I knew exactly what kit I wanted on my bike and built it up myself. If it didn't work then you only had yourself to blame, but equally I wouldn't let anyone else tinker with my bike. Your hand made, made to measure frame was an investment which could be repaired if you crashed and damaged it. It was built to last and do what it was built to do. That is not say that frames didn't break because of poor workmanship, stress risers created in the manufacture causing frame failure, or too much heat used when brazing causing similar tube failures. Not having the frame 'bonderized' or treated with Jenolite before painting, poor paint finishing and neglect by the owner of the paint damage could lead to a frame breaking through corrosion. But steel would often give some warning of it's impending failure unlike aluminium, which would fail without much warning. It was also readily repairable at a garage, where gas brazing was available. The running repair would enable you finish your ride and get home, before getting the frame permanently repaired.
Self employed framebuilders putting their own name on the frame tended to be better. Your best advert was your work. If you built too many lemons you went out of business. Some of the bigger operations struggled with quality of workmanship from time to time. (I have seen a new frame which was out of track). It is why you can have two frames from the same source with apparently similar or identical geometry which ride completely differently. One's a peach and the other a lemon.

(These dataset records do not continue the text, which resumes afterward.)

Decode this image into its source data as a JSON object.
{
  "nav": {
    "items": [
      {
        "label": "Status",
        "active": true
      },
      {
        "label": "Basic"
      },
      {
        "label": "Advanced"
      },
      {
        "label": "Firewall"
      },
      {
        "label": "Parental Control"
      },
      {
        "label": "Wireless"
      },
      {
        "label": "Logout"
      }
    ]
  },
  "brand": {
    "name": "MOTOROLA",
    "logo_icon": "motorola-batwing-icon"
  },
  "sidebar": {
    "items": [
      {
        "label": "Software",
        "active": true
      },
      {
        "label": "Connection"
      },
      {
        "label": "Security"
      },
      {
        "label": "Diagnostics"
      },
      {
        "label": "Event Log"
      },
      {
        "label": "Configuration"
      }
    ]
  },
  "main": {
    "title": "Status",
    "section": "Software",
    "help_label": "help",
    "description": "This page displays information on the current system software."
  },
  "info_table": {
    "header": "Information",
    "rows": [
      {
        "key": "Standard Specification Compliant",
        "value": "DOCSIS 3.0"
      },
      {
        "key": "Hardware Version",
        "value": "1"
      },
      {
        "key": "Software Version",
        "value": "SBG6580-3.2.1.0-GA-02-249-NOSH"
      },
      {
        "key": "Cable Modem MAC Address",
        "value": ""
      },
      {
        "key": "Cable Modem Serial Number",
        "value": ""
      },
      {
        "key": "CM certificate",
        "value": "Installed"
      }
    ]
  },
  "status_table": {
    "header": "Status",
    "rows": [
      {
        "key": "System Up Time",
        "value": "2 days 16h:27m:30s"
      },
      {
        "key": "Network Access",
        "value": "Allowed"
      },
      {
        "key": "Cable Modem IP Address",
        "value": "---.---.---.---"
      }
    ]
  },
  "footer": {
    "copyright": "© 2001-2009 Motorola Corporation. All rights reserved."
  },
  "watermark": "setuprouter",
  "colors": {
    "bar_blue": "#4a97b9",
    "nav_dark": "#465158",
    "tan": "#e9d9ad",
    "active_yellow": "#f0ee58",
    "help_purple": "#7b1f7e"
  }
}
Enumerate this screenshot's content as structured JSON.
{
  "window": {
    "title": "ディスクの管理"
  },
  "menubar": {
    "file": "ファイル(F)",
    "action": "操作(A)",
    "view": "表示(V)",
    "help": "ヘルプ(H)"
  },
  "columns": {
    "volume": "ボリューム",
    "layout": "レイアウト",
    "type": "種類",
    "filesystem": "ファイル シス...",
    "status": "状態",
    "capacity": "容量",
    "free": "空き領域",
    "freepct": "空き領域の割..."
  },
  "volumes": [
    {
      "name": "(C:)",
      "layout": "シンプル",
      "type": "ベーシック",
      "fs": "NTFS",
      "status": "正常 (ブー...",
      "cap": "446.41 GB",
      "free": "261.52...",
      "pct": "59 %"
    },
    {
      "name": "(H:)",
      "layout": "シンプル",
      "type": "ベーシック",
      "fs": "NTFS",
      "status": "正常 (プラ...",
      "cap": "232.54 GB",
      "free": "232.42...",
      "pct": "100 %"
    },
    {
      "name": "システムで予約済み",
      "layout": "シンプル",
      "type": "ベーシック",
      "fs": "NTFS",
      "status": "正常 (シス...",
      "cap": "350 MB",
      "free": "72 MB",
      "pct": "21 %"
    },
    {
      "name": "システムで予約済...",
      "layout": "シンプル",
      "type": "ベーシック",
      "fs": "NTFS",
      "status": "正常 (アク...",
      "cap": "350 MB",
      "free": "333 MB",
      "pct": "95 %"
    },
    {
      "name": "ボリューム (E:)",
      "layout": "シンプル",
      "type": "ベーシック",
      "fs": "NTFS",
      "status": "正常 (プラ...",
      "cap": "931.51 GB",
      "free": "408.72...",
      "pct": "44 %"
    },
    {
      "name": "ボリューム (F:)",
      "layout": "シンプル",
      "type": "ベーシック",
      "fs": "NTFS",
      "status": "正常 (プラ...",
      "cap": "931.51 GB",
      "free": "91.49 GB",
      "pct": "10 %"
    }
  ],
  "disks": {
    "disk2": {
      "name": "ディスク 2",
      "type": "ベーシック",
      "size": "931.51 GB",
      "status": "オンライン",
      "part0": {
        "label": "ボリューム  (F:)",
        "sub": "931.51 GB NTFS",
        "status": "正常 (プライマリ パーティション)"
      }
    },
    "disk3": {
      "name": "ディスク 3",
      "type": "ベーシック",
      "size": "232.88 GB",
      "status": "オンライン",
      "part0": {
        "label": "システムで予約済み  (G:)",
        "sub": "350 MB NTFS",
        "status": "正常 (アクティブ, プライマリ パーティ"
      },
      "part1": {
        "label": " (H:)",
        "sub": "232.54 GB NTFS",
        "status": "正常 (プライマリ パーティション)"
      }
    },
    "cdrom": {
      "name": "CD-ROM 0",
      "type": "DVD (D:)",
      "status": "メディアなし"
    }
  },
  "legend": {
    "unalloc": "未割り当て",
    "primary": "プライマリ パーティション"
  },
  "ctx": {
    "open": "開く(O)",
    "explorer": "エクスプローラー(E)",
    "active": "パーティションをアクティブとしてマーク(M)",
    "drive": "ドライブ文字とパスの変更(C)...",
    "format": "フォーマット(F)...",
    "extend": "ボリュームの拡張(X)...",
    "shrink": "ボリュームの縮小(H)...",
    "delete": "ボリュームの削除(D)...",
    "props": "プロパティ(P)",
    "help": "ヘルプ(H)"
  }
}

Framebuilders bikes I remember seeing at that time were, Bates, Hetchins, Maclean, Viking, Harry Quinn, Ron Kitching, Witcomb, Holdsworth, Claud Butler, Charles Roberts, Stan Pike, Ken Bird, Harry Hall, Hill Special, Carlton, Wes Mason, Bob Jackson, Mercian, Woodrup, Wester Ross, Flying Scot, Jack Hearne. Local Northern Ireland framebuilders I remember being raced, was Tommy Donaldson – Lurgan, County Armagh and Gordon Brothers – Hillsborough, County Down. The list is not prescriptive as there were many others.